Ethan, too far ahead to turn, almost smiled. Even as the young man parroted justice, Ethan could hear the cloying smell of hypocrisy—the same sort who would sneak into the outer sect’s gardens under cover of night to catch a glimpse of the unattainable, but would spit poison in public to look clean in front of pretty girls.
The conversation rolled on—one of the women piped up, "Speaking of protectors, I heard her highness, the saint, is back from her ten-year training. The sect is holding a new trial meeting to choose the next protector."
Another man, voice softening, said, "Only someone like the saint could complete ten years of training alone. If it were us, we’d lose our minds after a year."

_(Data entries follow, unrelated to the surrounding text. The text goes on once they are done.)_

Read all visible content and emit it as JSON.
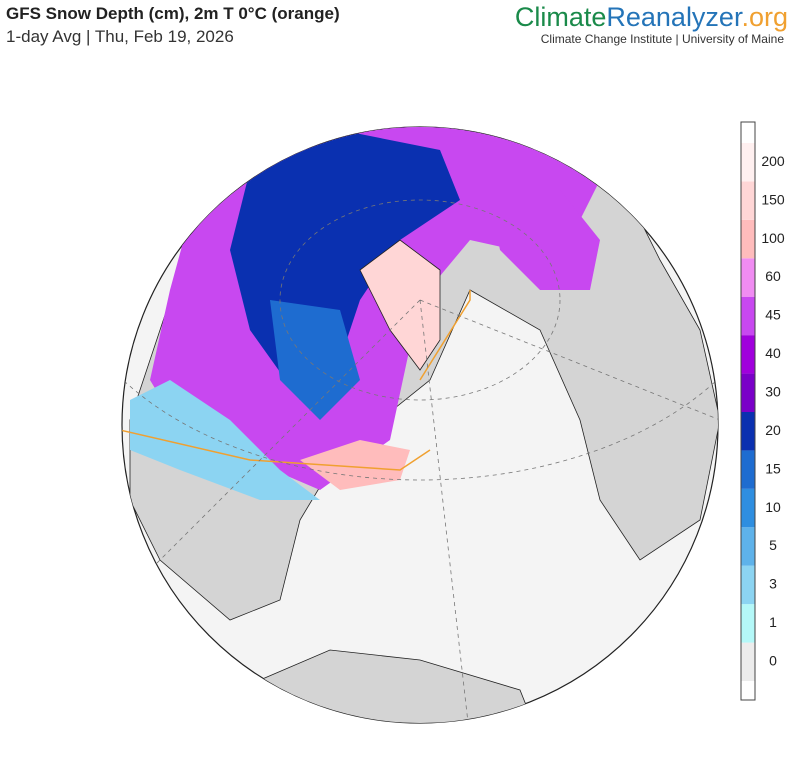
{
  "header": {
    "title": "GFS Snow Depth (cm), 2m T 0°C (orange)",
    "subtitle": "1-day Avg | Thu, Feb 19, 2026"
  },
  "brand": {
    "parts": [
      {
        "text": "Climate",
        "color": "#1a8a4a"
      },
      {
        "text": "Reanalyzer",
        "color": "#2474b8"
      },
      {
        "text": ".org",
        "color": "#f0a030"
      }
    ],
    "tagline": "Climate Change Institute | University of Maine"
  },
  "colorbar": {
    "ticks": [
      0,
      1,
      3,
      5,
      10,
      15,
      20,
      30,
      40,
      45,
      60,
      100,
      150,
      200
    ],
    "colors": [
      "#ececec",
      "#b4f8f8",
      "#8cd4f2",
      "#5eb2ea",
      "#2e8ee0",
      "#1e6cd0",
      "#0a30b0",
      "#7a00c8",
      "#a000dc",
      "#c848f0",
      "#f08cf2",
      "#ffbcbc",
      "#ffd6d6",
      "#fff0f0"
    ]
  }
}
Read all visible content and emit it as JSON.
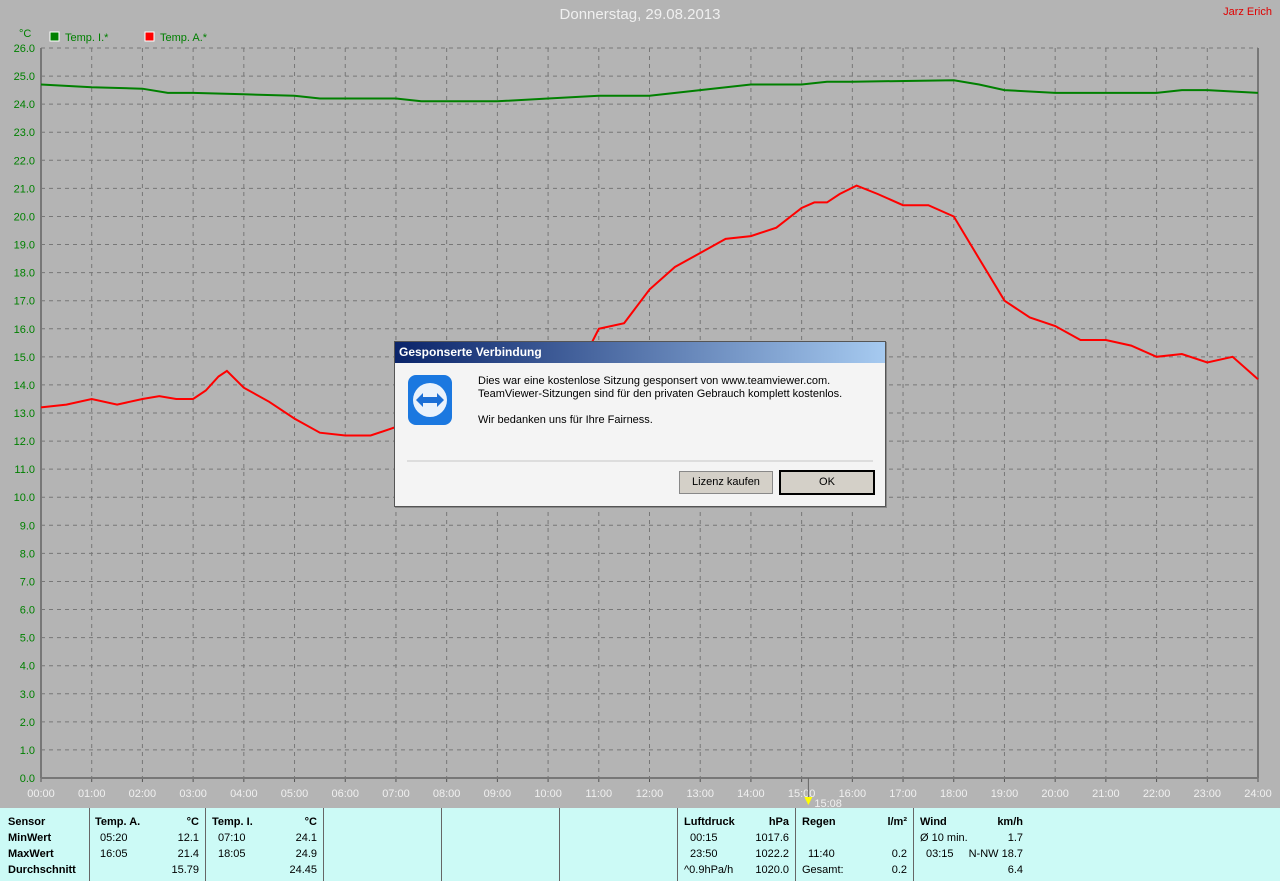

All voiced their agreement, their awe loud, their scorn for Ethan louder.
Ethan didn’t turn.
Instead, he listened—his perception, boosted by a decade of body refinement and the system’s rewards, easily cut through the wind, snow, and distance.
Every syllable.
Every scornful glance.
Every pretense.
It seems that ten years is a long time, but memory is always shorter than rumor, Ethan thought as he paused on his path.
He stood quietly, letting the memory of the past and the fresh bite of present slander wash over him.
Ten years since the spar with Kael, ten years in which fear of him carried through the disciples of the Serene Mirror Lake—long years in which none had dared cross him.
But time and silence dulled fear. With the saint’s return and his old story fished up yet again, people had forgotten.
They forgot the chill he could summon, the strength, the will that marked the Ethan of today from the boy of a decade ago.
Fearless, some thought him finished. Others thought him a relic.
A sudden sound broke the snowfall—a sharp, slicing whistle through the air.
The four disciples, startled, stopped abruptly as a leaf fell at their feet. Where it landed, snow melted instantly, and the stone it touched split with a spiderweb of cracks. All color drained from their faces.
"Who...?" Max instinctively stepped forward, tense, trying to shield the girls standing behind him.
Through the swirling snow, they saw a figure advancing—tall, blue-robbed, carrying a fresh-green branch.
Ethan.
He plucked a leaf from the branch, his hand casual but precise.
"That’s right—I’m Ethan. And weren’t you just talking about me?" Ethan’s bamboo hat tilted, his smile gentle, voice so cool it froze the air again.
The disciples blinked, confusion and fear warring on their faces.
They’d been sure Ethan couldn’t possibly have heard them from so far away. How?
And when one of the young men finally gathered his courage to answer, his words came out defensive and mean-spirited, not realizing how thin the mask of righteousness was on his face.
"You act as if we’re in the wrong, but you’re the dirty one! You dare to do scandalous things, and now if people talk about it, you attack them for it?"
Ethan said nothing for a moment, only smiled—snow falling, the past surging, the future uncertain, but the man in the blue robe steady as a mountain.